The dilapidated two storey house is one of the largest in town and one of the few

colonial era properties. Surrounded by palm trees and with absolute beach front Win

thinks the house is a steal for anyone with a mind to restore its former glory.

"I paid 300 damleung of gold, but I will sell the house for $150,000,"

she says.

Win says she pays a local police official 30,000 riel each month to look after the

property.

The house, she says, is free of both ghosts and squatters and, while it may be run

down, the building is still safe and sound.

"That is the structure of the French," says Win.
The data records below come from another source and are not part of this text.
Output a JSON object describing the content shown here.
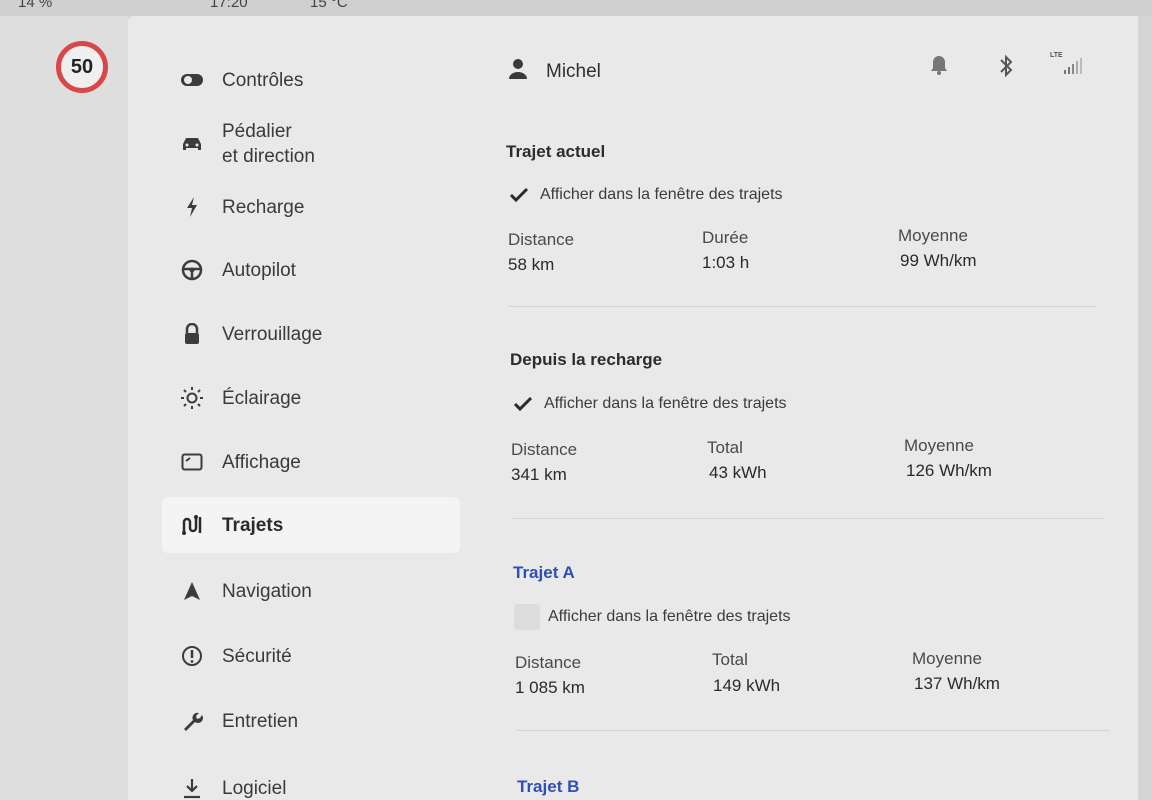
{
  "status_bar": {
    "battery": "14 %",
    "time": "17:20",
    "temp": "15 °C"
  },
  "speed_limit": "50",
  "user": {
    "name": "Michel"
  },
  "status_icons": {
    "lte_label": "LTE"
  },
  "sidebar": {
    "items": [
      {
        "label": "Contrôles",
        "icon": "toggle-icon"
      },
      {
        "label": "Pédalier\net direction",
        "icon": "car-icon"
      },
      {
        "label": "Recharge",
        "icon": "lightning-icon"
      },
      {
        "label": "Autopilot",
        "icon": "steering-wheel-icon"
      },
      {
        "label": "Verrouillage",
        "icon": "lock-icon"
      },
      {
        "label": "Éclairage",
        "icon": "sun-icon"
      },
      {
        "label": "Affichage",
        "icon": "display-icon"
      },
      {
        "label": "Trajets",
        "icon": "route-icon"
      },
      {
        "label": "Navigation",
        "icon": "navigation-arrow-icon"
      },
      {
        "label": "Sécurité",
        "icon": "alert-circle-icon"
      },
      {
        "label": "Entretien",
        "icon": "wrench-icon"
      },
      {
        "label": "Logiciel",
        "icon": "download-icon"
      }
    ],
    "active": "Trajets"
  },
  "sections": {
    "current": {
      "title": "Trajet actuel",
      "checkbox_label": "Afficher dans la fenêtre des trajets",
      "checked": true,
      "labels": [
        "Distance",
        "Durée",
        "Moyenne"
      ],
      "values": [
        "58 km",
        "1:03 h",
        "99 Wh/km"
      ]
    },
    "since_charge": {
      "title": "Depuis la recharge",
      "checkbox_label": "Afficher dans la fenêtre des trajets",
      "checked": true,
      "labels": [
        "Distance",
        "Total",
        "Moyenne"
      ],
      "values": [
        "341 km",
        "43 kWh",
        "126 Wh/km"
      ]
    },
    "trip_a": {
      "title": "Trajet A",
      "checkbox_label": "Afficher dans la fenêtre des trajets",
      "checked": false,
      "labels": [
        "Distance",
        "Total",
        "Moyenne"
      ],
      "values": [
        "1 085 km",
        "149 kWh",
        "137 Wh/km"
      ]
    },
    "trip_b": {
      "title": "Trajet B"
    }
  }
}
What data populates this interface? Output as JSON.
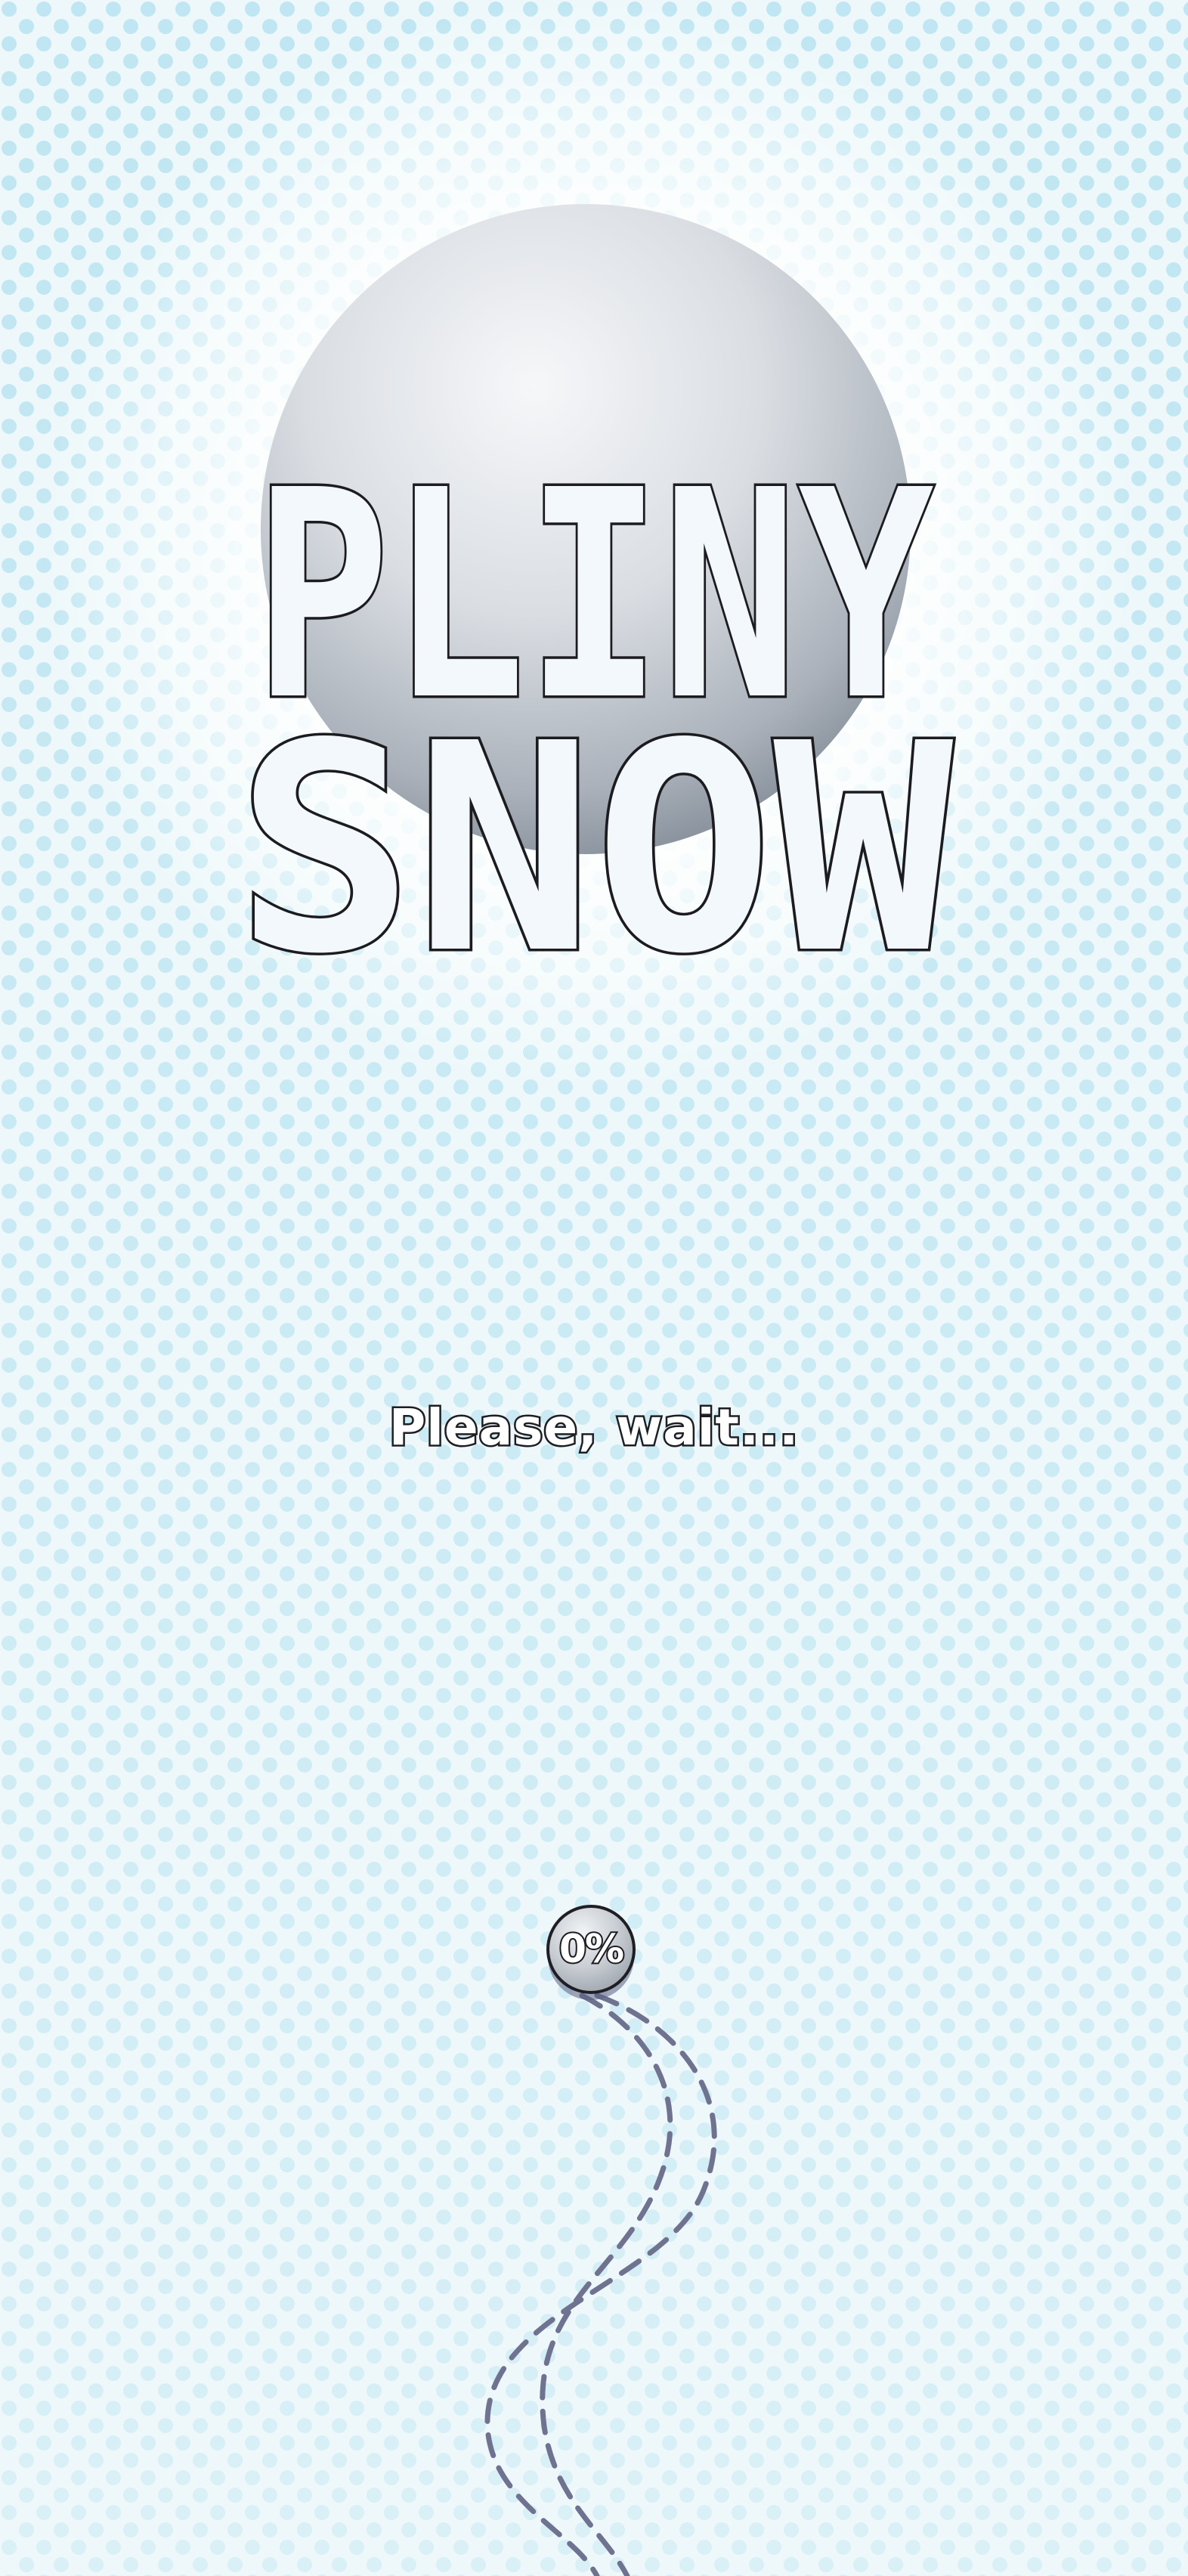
{
  "game": {
    "title_line1": "PLINY",
    "title_line2": "SNOW",
    "loading_text": "Please, wait...",
    "progress_label": "0%",
    "progress_value": 0
  },
  "colors": {
    "background": "#eef8fa",
    "dots": "#bfe6f2",
    "title_fill": "#f2f8fb",
    "title_outline": "#1b1b20",
    "trail": "#6f7390",
    "snowball": "#b8bfc7"
  },
  "icons": {
    "snowball": "snowball-icon",
    "trail": "dashed-trail"
  }
}
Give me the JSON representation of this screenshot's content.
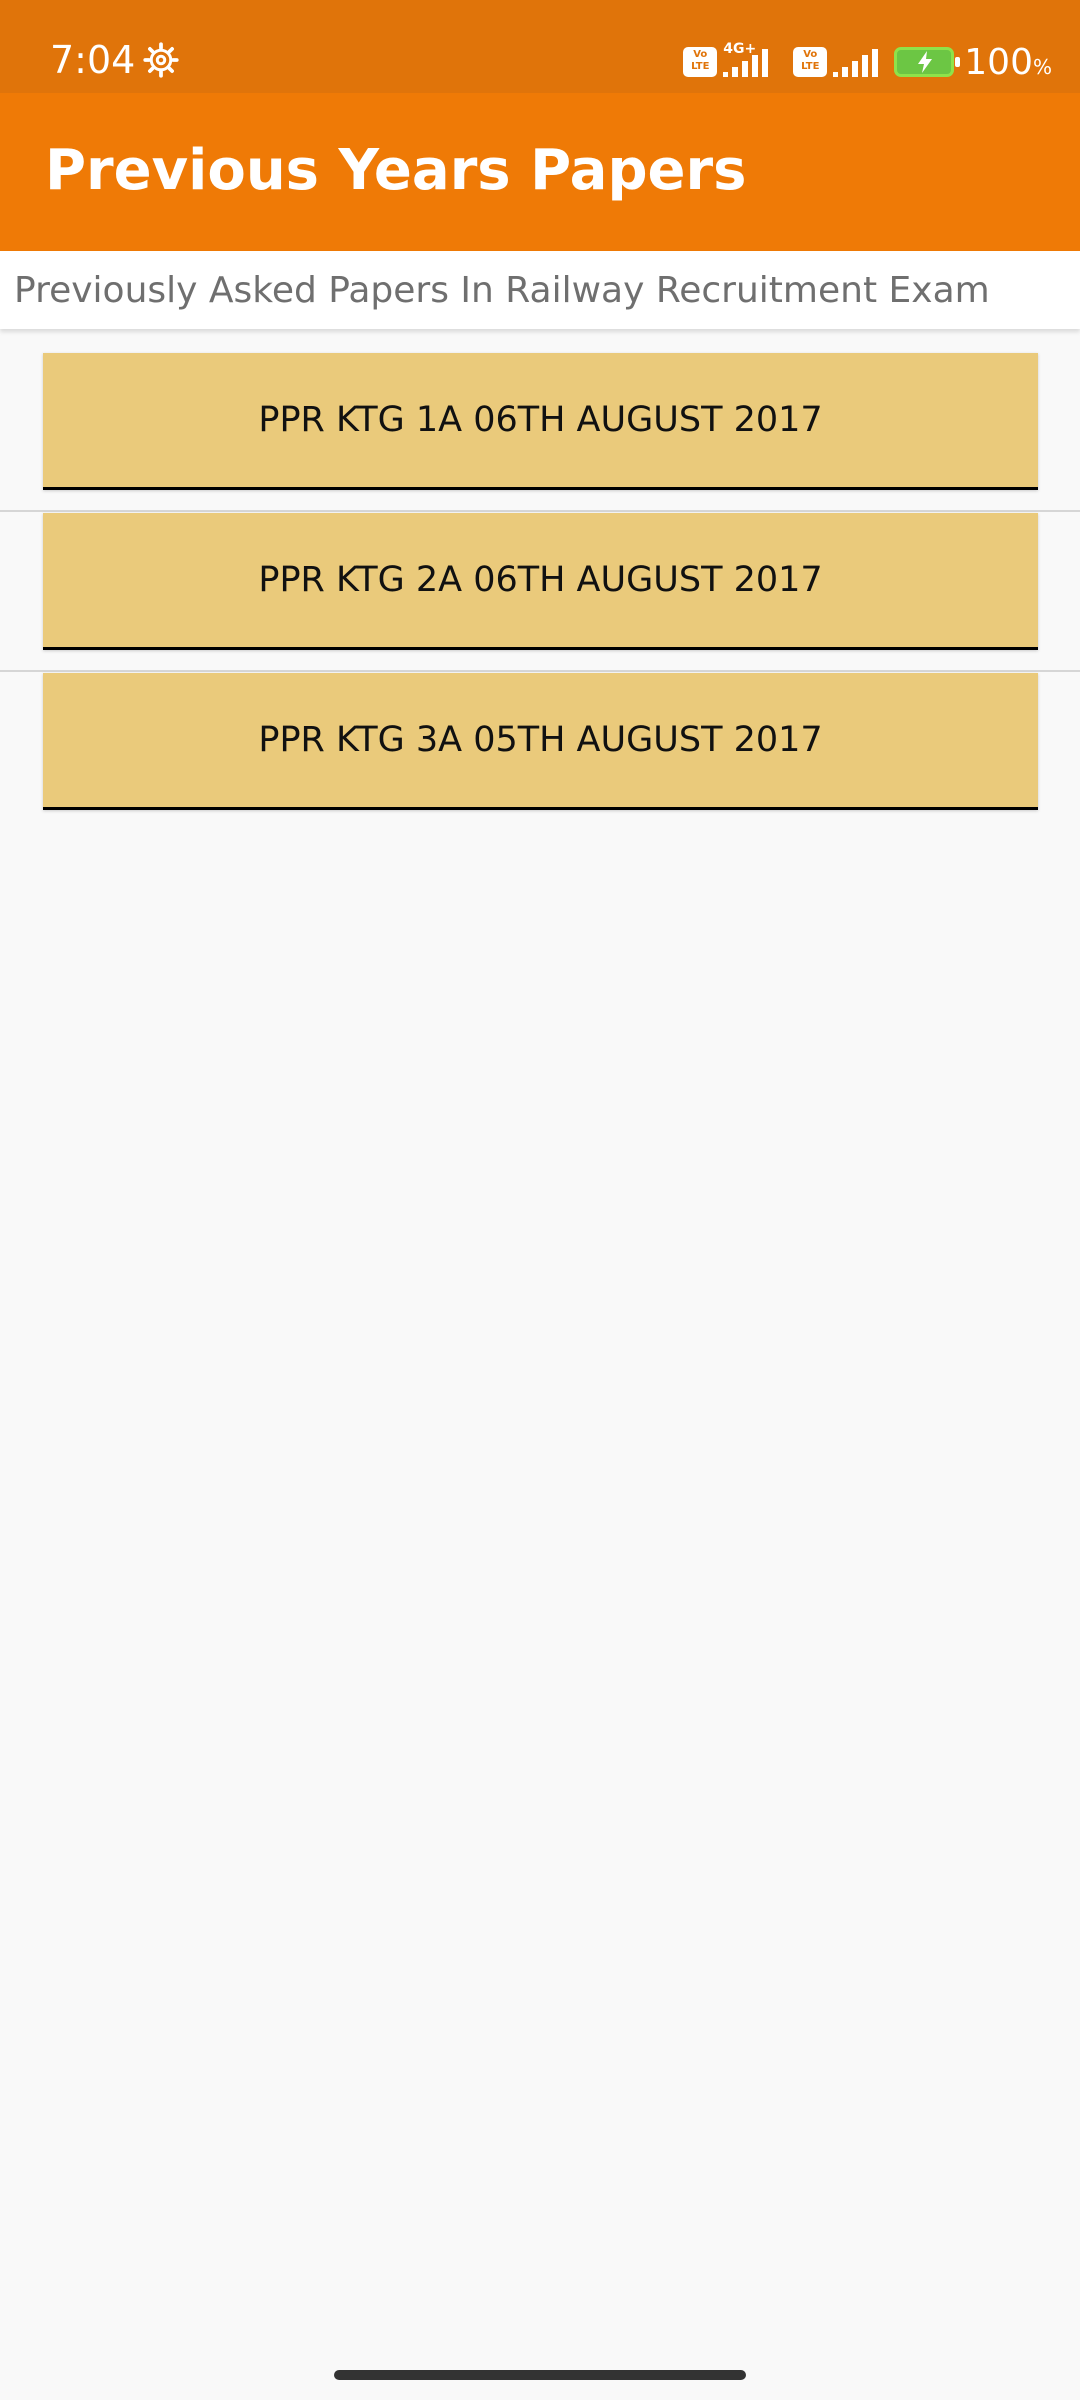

New Funcinpec Governor of Kep, Sim Son says that at least some of the houses are

structurally sound enough for restoration but others will need to be pulled down.

Son says that he hopes to see homes restored but at the moment water and electricity

are higher priorities.

"My primary idea is to turn Kep into a tourist destination but first we need

a master plan, we'll have to think about how to do it and seek input from infrastructure

experts."

Without infrastructure the town remains a long way from its former glory. Rasadei's

family home is the only one in town that is being brought back to life.

"At the time [of my 1968 visit] I didn't know I would not return for more than

twenty years. One or two years later it was the beginning of the Lon Nol war and

my parents sent me to France."

"I returned in 1992, just before the Untac election and, when I came back and

saw the place it was a real shock. Phnom Penh was a shock but in Kep the city had

just become a ruin," he says.

"The natural beauty is still there so I hope that one day there will be the

political will to remake the city as it was before."